Ofcom announce the 4G auctions bidders
Ofcom has today announced the bidders who will be taking part in the 4G mobile spectrum auctions which will start in January 2013. Seven bidders have expressed an interest in acquiring spectrum to enable them to roll out faster mobile broadband services in the UK using LTE or WiMAX technology. In total, 250 MHz of mobile spectrum is being auctioned - a huge proportion of additional capacity considering that 333 MHz is in use today.
- Everything Everywhere Limited (UK)
- HKT (UK) Company Limited (a subsidiary of PCCW Limited)
- Hutchison 3G UK Limited
- MLL Telecom Ltd
- Niche Spectrum Ventures Limited (a subsidiary of BT Group plc)
- Telefónica UK Limited
- Vodafone Limited
As the auctions are for spectrum in both the 800MHz and 2.6GHz frequency bands not all seven bidders will be fighting over the same spectrum. The main mobile operators (EE, O2, Three and Vodafone) will be looking to acquire spectrum in the 800MHz band whilst the other bidders may be looking to use the 2.6GHz band. Should all spectrum be sold at the reserve price, Ofcom should net £1.3 billion, but this is likely to run higher with estimates of £4-£6 billion being touted.
Bidders have until January 4th to withdraw from the auction if they wish, but they would lose their £100,000 deposit.
Comments
I think this should be made faierer if Ofcom doee not allow EE to bid on this until later because Ofcom allowed them to have the 4G network very early.

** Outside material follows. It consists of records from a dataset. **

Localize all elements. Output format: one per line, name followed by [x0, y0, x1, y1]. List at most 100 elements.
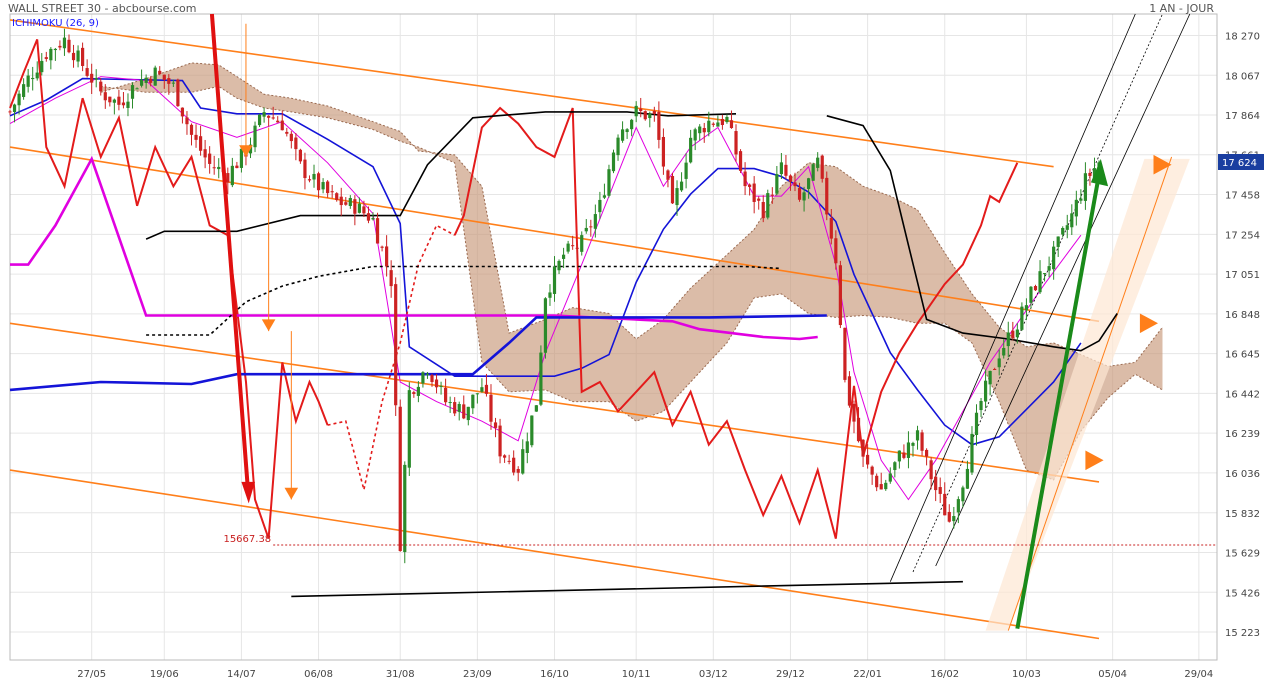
candle-up	[1056, 236, 1060, 247]
series-chikou-dotted	[327, 224, 456, 490]
x-tick-label: 31/08	[386, 669, 415, 680]
candle-up	[416, 386, 420, 396]
candle-up	[684, 162, 688, 179]
x-tick-label: 23/09	[463, 669, 492, 680]
candle-down	[326, 181, 330, 194]
candle-up	[35, 72, 39, 79]
candle-down	[289, 133, 293, 142]
candle-up	[1052, 246, 1056, 270]
candle-up	[557, 260, 561, 271]
candle-down	[99, 81, 103, 92]
candle-down	[185, 117, 189, 125]
candle-up	[1006, 332, 1010, 347]
candle-up	[779, 162, 783, 175]
candle-up	[171, 82, 175, 84]
orange-arrow-head	[261, 319, 276, 332]
candle-down	[81, 47, 85, 66]
candle-down	[489, 394, 493, 422]
candle-down	[162, 74, 166, 80]
candle-down	[208, 153, 212, 164]
y-tick-label: 17 051	[1225, 270, 1260, 281]
candle-down	[788, 175, 793, 182]
red-arrow-shaft	[209, 13, 251, 494]
orange-target-arrow	[1153, 154, 1172, 175]
candle-up	[906, 442, 911, 458]
candle-down	[453, 402, 457, 414]
candle-up	[961, 487, 965, 502]
candle-up	[407, 390, 411, 468]
fan-black-line	[912, 13, 1163, 573]
candle-up	[979, 400, 983, 411]
candle-down	[389, 270, 393, 287]
candle-up	[1024, 305, 1029, 311]
candle-down	[652, 110, 656, 114]
step-black-dotted	[146, 265, 782, 336]
candle-down	[670, 175, 675, 204]
candle-down	[1033, 286, 1038, 291]
candle-up	[956, 499, 960, 513]
plot-frame	[9, 13, 1218, 661]
candle-down	[103, 92, 107, 101]
candle-down	[71, 52, 76, 61]
candle-down	[516, 468, 520, 473]
channel-line-upper	[9, 19, 1054, 168]
candle-down	[276, 120, 280, 123]
candle-down	[879, 484, 883, 490]
candle-up	[371, 218, 375, 220]
candle-up	[448, 402, 452, 404]
candle-up	[897, 450, 901, 462]
candle-up	[552, 266, 557, 294]
candle-down	[444, 387, 448, 403]
candle-down	[430, 375, 434, 382]
orange-target-arrow	[1139, 313, 1158, 334]
candle-up	[602, 195, 607, 198]
candle-down	[661, 136, 666, 167]
candle-down	[335, 193, 339, 200]
candle-down	[770, 194, 774, 196]
y-tick-label: 18 067	[1225, 71, 1260, 82]
candle-down	[870, 466, 874, 475]
candle-down	[285, 131, 289, 134]
candle-down	[639, 108, 643, 112]
candle-up	[911, 442, 915, 446]
y-tick-label: 17 458	[1225, 190, 1260, 201]
support-trendline	[291, 580, 963, 598]
candle-up	[1092, 168, 1097, 179]
candle-down	[339, 196, 343, 206]
min-annotation-label: 15667.38	[223, 534, 271, 545]
orange-arrow-head	[284, 487, 299, 500]
y-tick-label: 15 832	[1225, 509, 1260, 520]
y-tick-label: 17 864	[1225, 111, 1260, 122]
candle-down	[847, 376, 852, 406]
candle-up	[725, 116, 729, 123]
chart-header-title: WALL STREET 30 - abcbourse.com	[8, 2, 197, 15]
candle-down	[108, 96, 112, 103]
series-chikou-2	[453, 106, 1019, 539]
x-tick-label: 05/04	[1098, 669, 1127, 680]
candle-down	[167, 78, 171, 84]
candle-down	[934, 476, 938, 491]
candle-down	[462, 404, 466, 419]
candle-down	[711, 123, 715, 125]
candle-down	[203, 149, 207, 158]
candle-up	[988, 370, 992, 385]
y-tick-label: 15 629	[1225, 549, 1260, 560]
candle-down	[271, 117, 275, 119]
candle-up	[1002, 347, 1006, 356]
candle-down	[366, 213, 371, 221]
candle-down	[375, 218, 380, 244]
candle-up	[915, 430, 920, 441]
candle-up	[1079, 198, 1083, 201]
candle-up	[952, 516, 956, 522]
series-tenkan	[9, 76, 1082, 501]
channel-line-mid-lower	[9, 322, 1100, 483]
chart-period-label: 1 AN - JOUR	[1149, 2, 1214, 15]
candle-down	[298, 149, 303, 162]
candle-down	[189, 124, 194, 135]
candle-down	[180, 107, 185, 117]
candle-up	[321, 182, 325, 190]
candle-up	[62, 37, 67, 49]
candle-up	[598, 199, 602, 213]
candle-down	[362, 206, 366, 214]
candle-down	[316, 173, 321, 191]
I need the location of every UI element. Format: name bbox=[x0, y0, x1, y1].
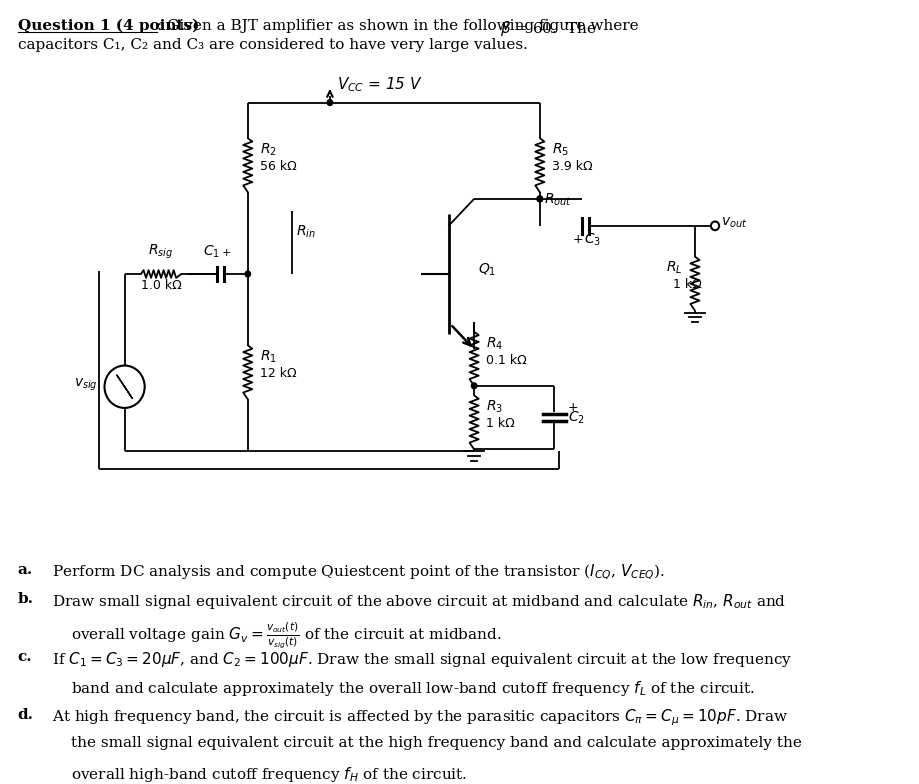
Circle shape bbox=[471, 383, 477, 389]
Text: d.: d. bbox=[17, 707, 34, 721]
Text: If $C_1 = C_3 = 20\mu F$, and $C_2 = 100\mu F$. Draw the small signal equivalent: If $C_1 = C_3 = 20\mu F$, and $C_2 = 100… bbox=[52, 650, 793, 669]
Text: Perform DC analysis and compute Quiestcent point of the transistor ($I_{CQ}$, $V: Perform DC analysis and compute Quiestce… bbox=[52, 563, 665, 583]
Text: $R_3$: $R_3$ bbox=[486, 399, 503, 416]
Text: 3.9 kΩ: 3.9 kΩ bbox=[551, 160, 593, 173]
Circle shape bbox=[537, 196, 542, 201]
Text: +: + bbox=[568, 401, 579, 414]
Circle shape bbox=[327, 100, 333, 105]
Text: $R_{sig}$: $R_{sig}$ bbox=[149, 243, 174, 261]
Text: $C_3$: $C_3$ bbox=[584, 231, 601, 248]
Text: $R_{in}$: $R_{in}$ bbox=[296, 223, 316, 240]
Text: Question 1 (4 points): Question 1 (4 points) bbox=[17, 19, 199, 33]
Circle shape bbox=[105, 365, 144, 408]
Text: $v_{sig}$: $v_{sig}$ bbox=[74, 377, 98, 393]
Text: $\beta$ = 60.  The: $\beta$ = 60. The bbox=[500, 19, 596, 38]
Text: : Given a BJT amplifier as shown in the following figure where: : Given a BJT amplifier as shown in the … bbox=[156, 19, 643, 33]
Text: $V_{CC}$ = 15 V: $V_{CC}$ = 15 V bbox=[337, 75, 423, 93]
Text: 1 kΩ: 1 kΩ bbox=[486, 417, 515, 430]
Text: $R_L$: $R_L$ bbox=[665, 260, 682, 277]
Text: overall high-band cutoff frequency $f_H$ of the circuit.: overall high-band cutoff frequency $f_H$… bbox=[71, 765, 467, 784]
Text: $Q_1$: $Q_1$ bbox=[478, 262, 496, 278]
Text: +: + bbox=[222, 248, 232, 258]
Text: $R_5$: $R_5$ bbox=[551, 142, 569, 158]
Text: capacitors C₁, C₂ and C₃ are considered to have very large values.: capacitors C₁, C₂ and C₃ are considered … bbox=[17, 38, 528, 52]
Text: Draw small signal equivalent circuit of the above circuit at midband and calcula: Draw small signal equivalent circuit of … bbox=[52, 592, 787, 611]
Text: the small signal equivalent circuit at the high frequency band and calculate app: the small signal equivalent circuit at t… bbox=[71, 736, 801, 750]
Circle shape bbox=[245, 271, 251, 277]
Text: c.: c. bbox=[17, 650, 32, 664]
Text: At high frequency band, the circuit is affected by the parasitic capacitors $C_{: At high frequency band, the circuit is a… bbox=[52, 707, 789, 728]
Text: band and calculate approximately the overall low-band cutoff frequency $f_L$ of : band and calculate approximately the ove… bbox=[71, 679, 754, 698]
Text: $R_2$: $R_2$ bbox=[260, 142, 277, 158]
Text: 1.0 kΩ: 1.0 kΩ bbox=[141, 279, 181, 292]
Text: overall voltage gain $G_v = \frac{v_{out}(t)}{v_{sig}(t)}$ of the circuit at mid: overall voltage gain $G_v = \frac{v_{out… bbox=[71, 621, 502, 651]
Circle shape bbox=[537, 196, 542, 201]
Text: $C_1$: $C_1$ bbox=[203, 244, 220, 260]
Text: 0.1 kΩ: 0.1 kΩ bbox=[486, 354, 527, 367]
Text: 12 kΩ: 12 kΩ bbox=[260, 367, 296, 380]
Text: $R_{out}$: $R_{out}$ bbox=[544, 192, 573, 208]
Text: 1 kΩ: 1 kΩ bbox=[673, 278, 702, 292]
Text: $R_4$: $R_4$ bbox=[486, 336, 504, 352]
Text: $v_{out}$: $v_{out}$ bbox=[721, 216, 748, 230]
Text: 56 kΩ: 56 kΩ bbox=[260, 160, 297, 173]
Text: a.: a. bbox=[17, 563, 33, 577]
Text: $R_1$: $R_1$ bbox=[260, 349, 277, 365]
Text: $C_2$: $C_2$ bbox=[568, 409, 585, 426]
Text: b.: b. bbox=[17, 592, 34, 606]
Circle shape bbox=[711, 222, 720, 230]
Text: +: + bbox=[573, 233, 584, 246]
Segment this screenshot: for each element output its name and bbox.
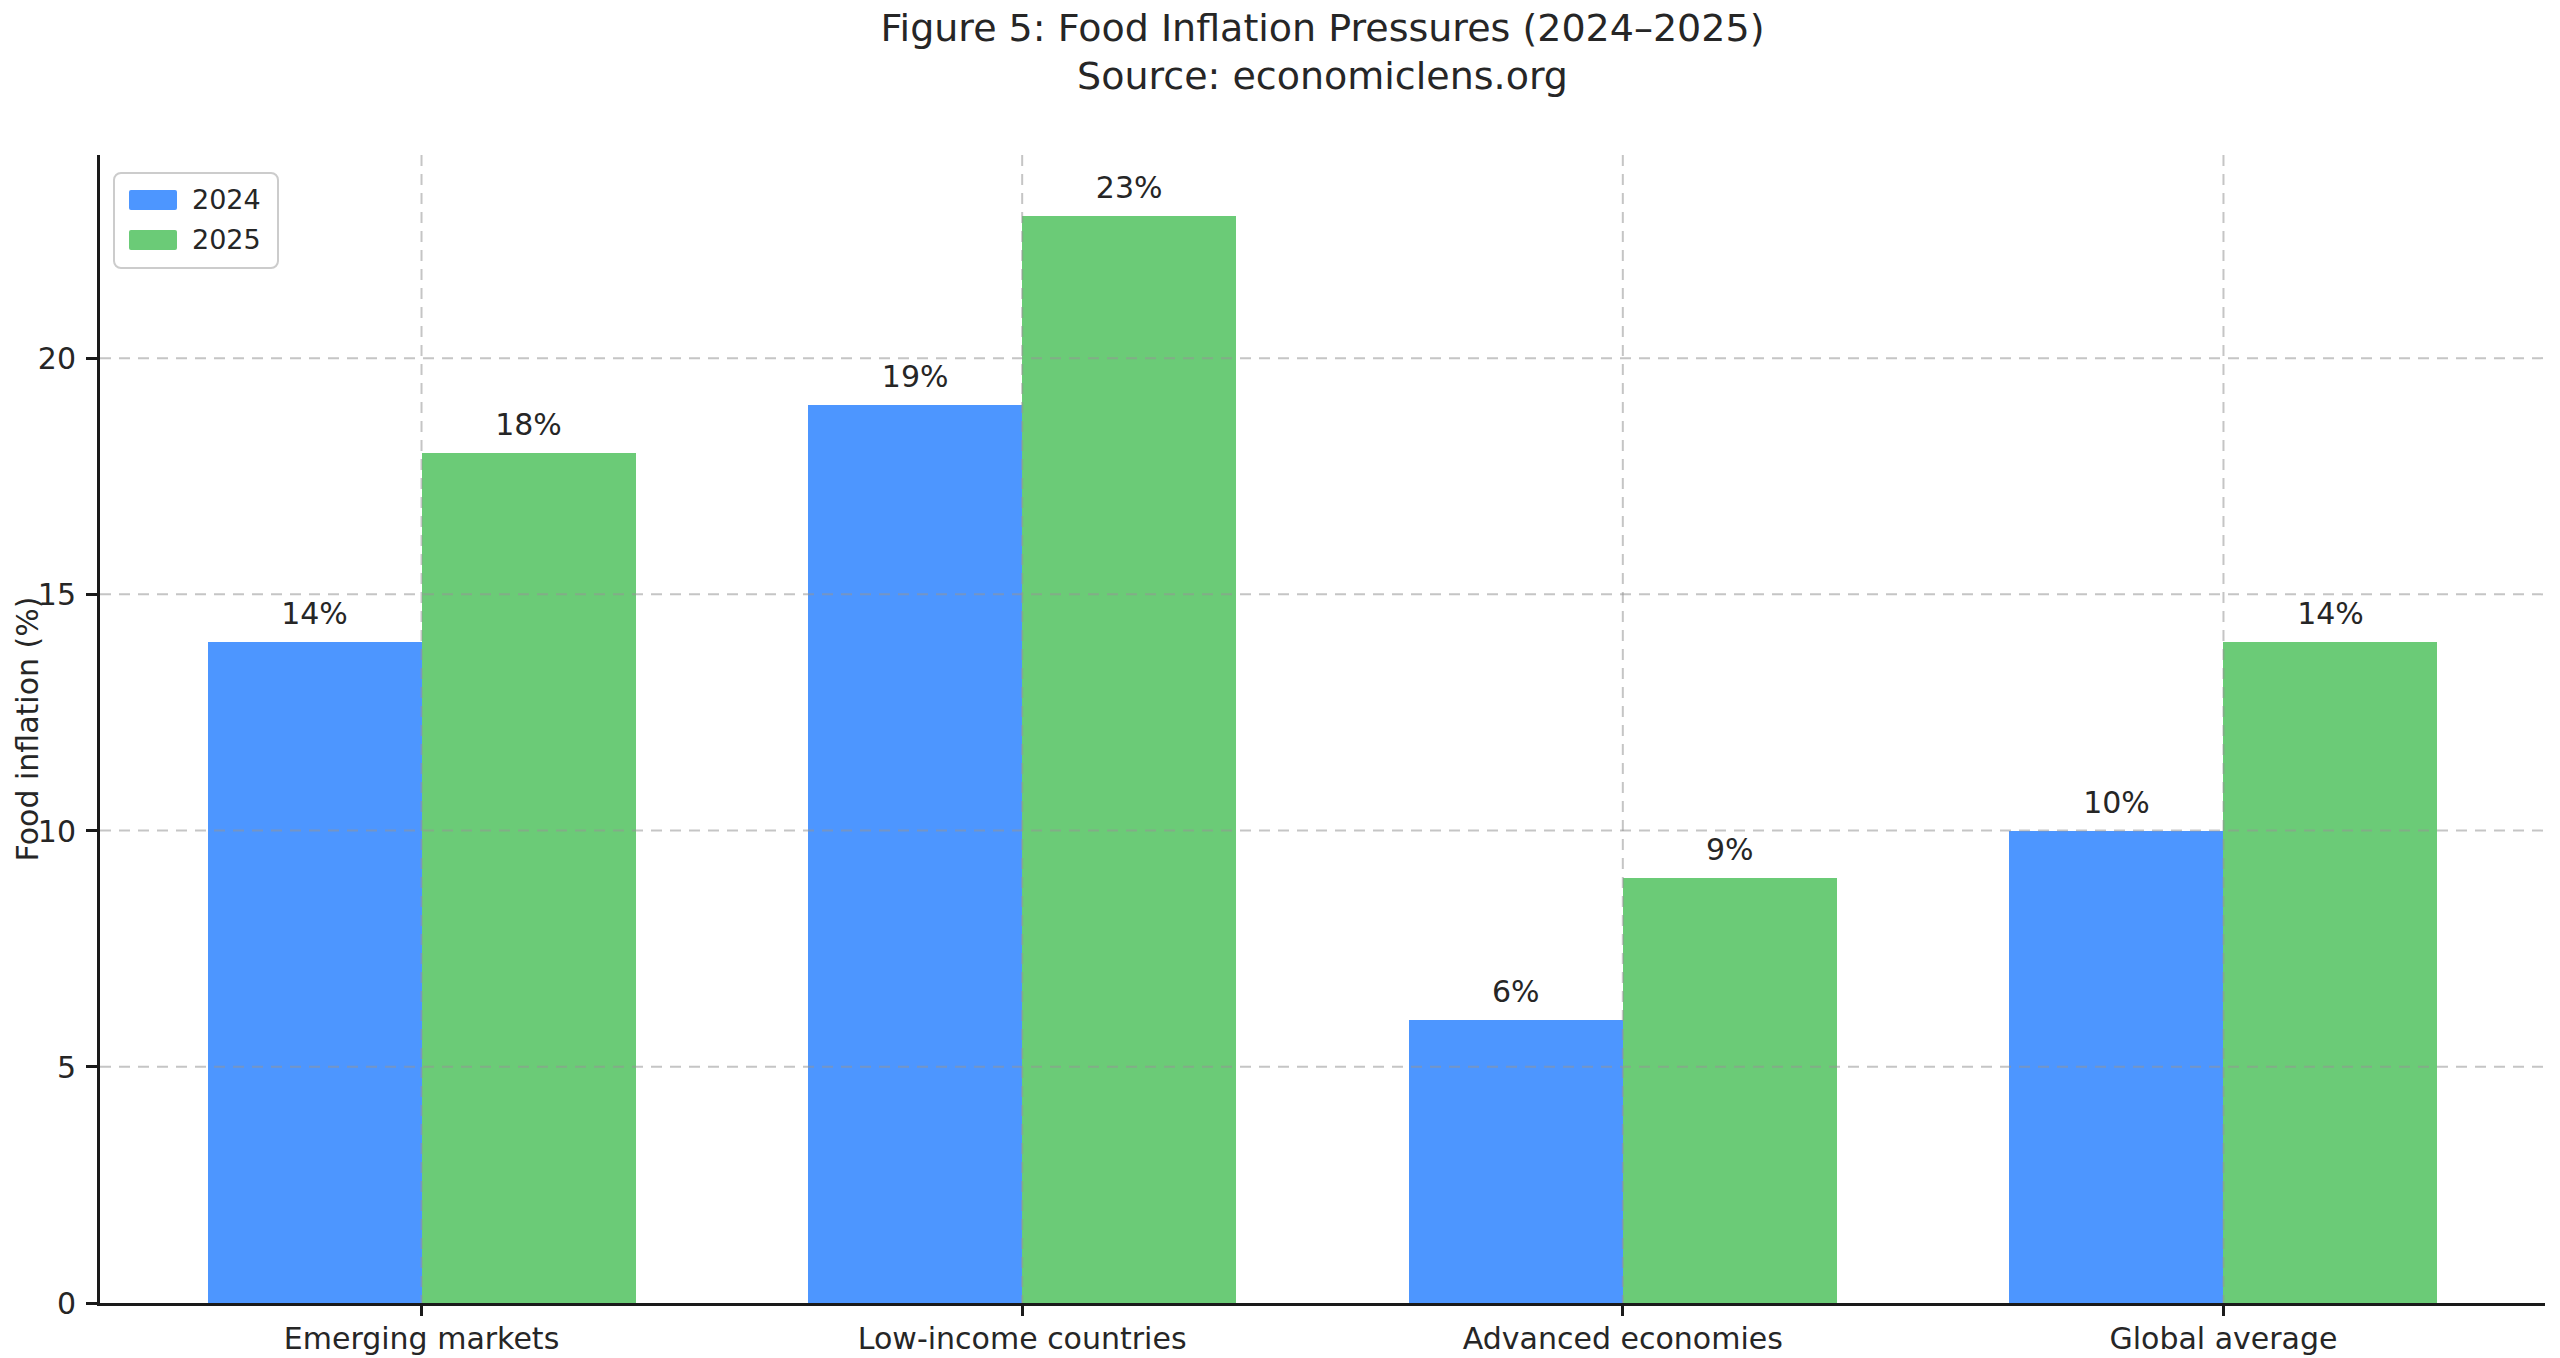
y-tick-mark [86, 829, 97, 832]
y-tick-label: 20 [38, 341, 76, 376]
y-tick-label: 15 [38, 577, 76, 612]
legend-item-2025: 2025 [129, 224, 261, 255]
y-tick-label: 0 [57, 1286, 76, 1321]
tick-layer: 05101520Emerging marketsLow-income count… [100, 155, 2545, 1303]
x-tick-label-2: Advanced economies [1463, 1321, 1783, 1356]
x-tick-mark [1021, 1306, 1024, 1316]
y-tick-label: 10 [38, 813, 76, 848]
chart-subtitle: Source: economiclens.org [100, 53, 2545, 101]
x-tick-label-1: Low-income countries [858, 1321, 1187, 1356]
y-tick-label: 5 [57, 1049, 76, 1084]
legend: 2024 2025 [113, 172, 279, 269]
x-tick-mark [420, 1306, 423, 1316]
y-tick-mark [86, 1302, 97, 1305]
legend-label: 2025 [192, 224, 261, 255]
x-axis-spine [97, 1303, 2545, 1306]
y-tick-mark [86, 593, 97, 596]
x-tick-label-3: Global average [2109, 1321, 2337, 1356]
chart-title: Figure 5: Food Inflation Pressures (2024… [100, 5, 2545, 53]
x-tick-label-0: Emerging markets [284, 1321, 560, 1356]
figure: Figure 5: Food Inflation Pressures (2024… [0, 0, 2560, 1358]
plot-area: 14%19%6%10%18%23%9%14% 05101520Emerging … [100, 155, 2545, 1303]
y-tick-mark [86, 1065, 97, 1068]
legend-label: 2024 [192, 184, 261, 215]
y-tick-mark [86, 357, 97, 360]
legend-swatch-2025 [129, 230, 177, 250]
legend-swatch-2024 [129, 190, 177, 210]
legend-item-2024: 2024 [129, 184, 261, 215]
x-tick-mark [1621, 1306, 1624, 1316]
x-tick-mark [2222, 1306, 2225, 1316]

Making this more fair for other networks...
Looks like BT is getting in their to cover their obligations for BB via a 4G solution.
Oh look, PCCW again. Is there a "use it or lose it" clause in the Ts and Cs this time? Based on PCCW's appalling failure to actually roll out any meaningful service following post-auction adjustment of the Fixed Wireless Access licences last time round, there ought to be.
http://www.theregister.co.uk/2004/11/25/pccw_broadband/ (and many others)
I dont think 250 is huge or am I looking at it wrong? if eg. 4G is 4x faster than 3G then if its not at least 4x as much spectrum wont it congest more?
do other countries have similiar auctions? ofcom should realise if they spending 4billion+ to get the spectrum then thats going to lead to a repeat of ripoff 3G prices on 4G. As they have to recoup that 4 billion.
yes, auctions have been used in a number of countries. Economic theory says a well designed auction gets you the most money. Nobody is forced to bid to a particular level, they should have a "walk away" price just like using Ebay.
250 MHz is huge given that we use 333 MHz now. It's like an 80% increase.
As long as 3 gets a decent amount I'll be happy, maybe some new players as well, O2/Voda/EE represent mediocrity.
@hypertony
I thought their high pricing was what allowed them to launch earlier?
Pricing has nothing to do with it. Both O2 & Voda have now come out and said they WILL be charging a premium for 4G. How else will they pay all this auction money back?
I wish this country would decide that enough is enough and do something about this crap... 450k to someone at the BBC to walk away after 50 odd days... and we all still pay our TV license... 4 odd billion, for what... where is that cash going? I know where it will be coming from... but where will it be going? Bet your backsie you and I will not see any benefit from it... Fed up with this place...
and I mean country... not website :D
@chrysalis You're missing a crucial bit of information - spectral efficiency of each technology.
For a given chunk of spectrum, a new technology can reduce the congestion level by either giving you more bits per second in that spectrum, or by letting you pack cellsites in closer together. LTE is both better at bits/Hz/site than 3G and is better at running very low power sites (so you can pack sites closer together).
Look at DAB/DVB
Reduce the bit rate until most will accept it and call it 'high quality'.
About the processing power required when we are supposed to be reducing our requirement, not a word!
@vicdupreez
Don't watch TV then...
@vicdupreez - Then do us all a favour and go to the mythical country where the bosses of it's biggest organisations don't get large pay-outs and there is no TV license...
And what on earth do you not understand? £4 billion for the right to use the spectrum. Baring in mind the 3G auction raised £22 billion, that doesn't seem remotely unreasonable to me. Plus of course, it's an auction - no-one is being forced to pay that much for it...
@callum9999
I think it's unreasonable that it gets dumped into the bottomless pit that is the government, much rather see operators bid x amount and then use that amount to cover network infrastructure.
@hypertony EE weren't given any early 4G spectrum at all. They used the existing 2G spectrum to introduce 4G.